Invece mi fanno pesare ogni giorno questa scelta e di sicuro in parte sbagliano per egoismo, ma in parte sento di avere anch'io le mie colpe. Probabilmente se avessero vissuto con me l'insoddisfazione, la frustrazione, la progressiva sfiducia nel sistema e il calo patologico di entusiasmo, avrebbero accolto con più gioia questo cambiamento che poteva finalmente portare nuova linfa alla mia vita lavorativa. Ma io non gli ho mai permesso di vedere il mio nervo scoperto. Per varie ragioni, alcune delle quali non sono chiare neppure a me. Forse non volevo farli preoccupare, perchè sapevo che mia mamma avrebbe passato le notti con gli occhi sbarrati a pensare a come alleviare la mia frustrazione...sicuramente volevo che fossero orgogliosi di me e fieri di quello che avevo raggiunto, che non avessero mai dubbi sulle mie capacità. E quindi ho sempre fatto buon viso a cattivo gioco, minimizzando gli scontri che c'erano con chi mi voleva fuori dai giochi e ha messo in dubbio qualunque cosa facessi...raccontando solo dei congressi a cui venivo mandata tacendo sul fatto che erano spesso quelli minori e che a volte dovevo pagare io per l'albergo...mostrando le mie nuove pubblicazioni scientifiche senza dire che il fatto che il primo nome non fosse il mio non era un dettaglio da poco e che mi ero fatta il mazzo per mesi ma poi l'onore era andato al ricercatore prediletto del capo....sorvolando sul fatto che il mio capo mi riempiva di belle parole davanti a loro e agli altri ma non ha mia mosso un dito per migliorare la mia situazione lavorativa. Non ho mai parlato delle mie paure di non essere all'altezza, del mio vivere sempre low profile per non emergere in tutta la mia ignoranza, del mio non voler andare all'estero non per non staccarmi da loro ma per non mostrare al mondo la mia incapacità.

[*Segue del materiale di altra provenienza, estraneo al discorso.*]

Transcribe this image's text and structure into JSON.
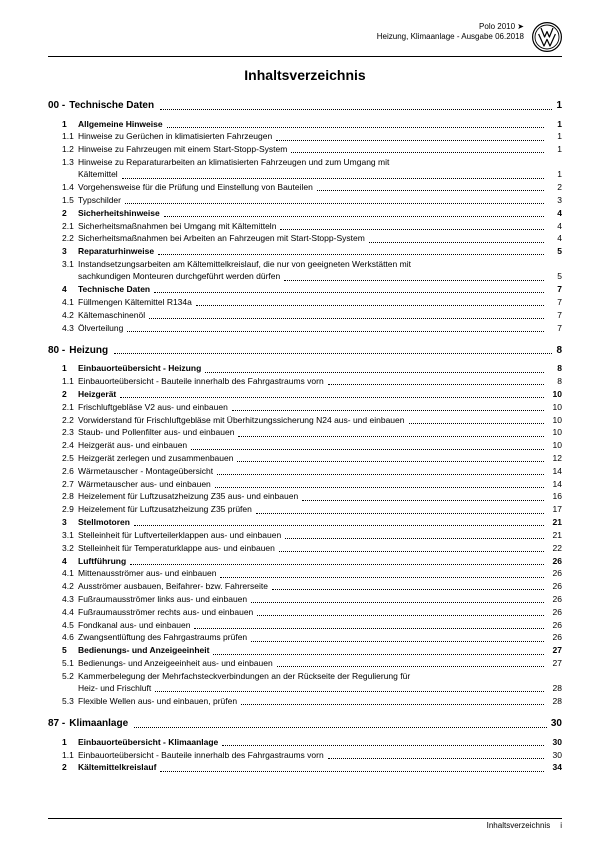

Senza questi dettagli fondamentali non posso pretendere che abbiano una visione d'insieme completa che gli permetta di giudicare le cose per quello che sono. Hanno davanti un puzzle di cui io ho nascosto i pezzi principali! Per come la vedevano loro avevano una figlia che faceva il lavoro per cui aveva studiato, che era apprezzata dal capo e dai colleghi, che veniva mandata ai congressi e che pubblicava su riviste scentifiche, che viveva decentemente e viaggiava, che lavorava un numero normale di ore e aveva tempo per amici e famiglia...come possono pensare che averla cambiata con una figlia che sta più in laboratorio che a casa, che mangia stress e paura di fare cazzate e che si sente sola, sia stato un vantaggio? Vista così, è dura dargli torto!
Intendiamoci, non è che mi voglio prendere tutta la responsabilità per giustificarli, ma è giusto che mi assuma la mia parte!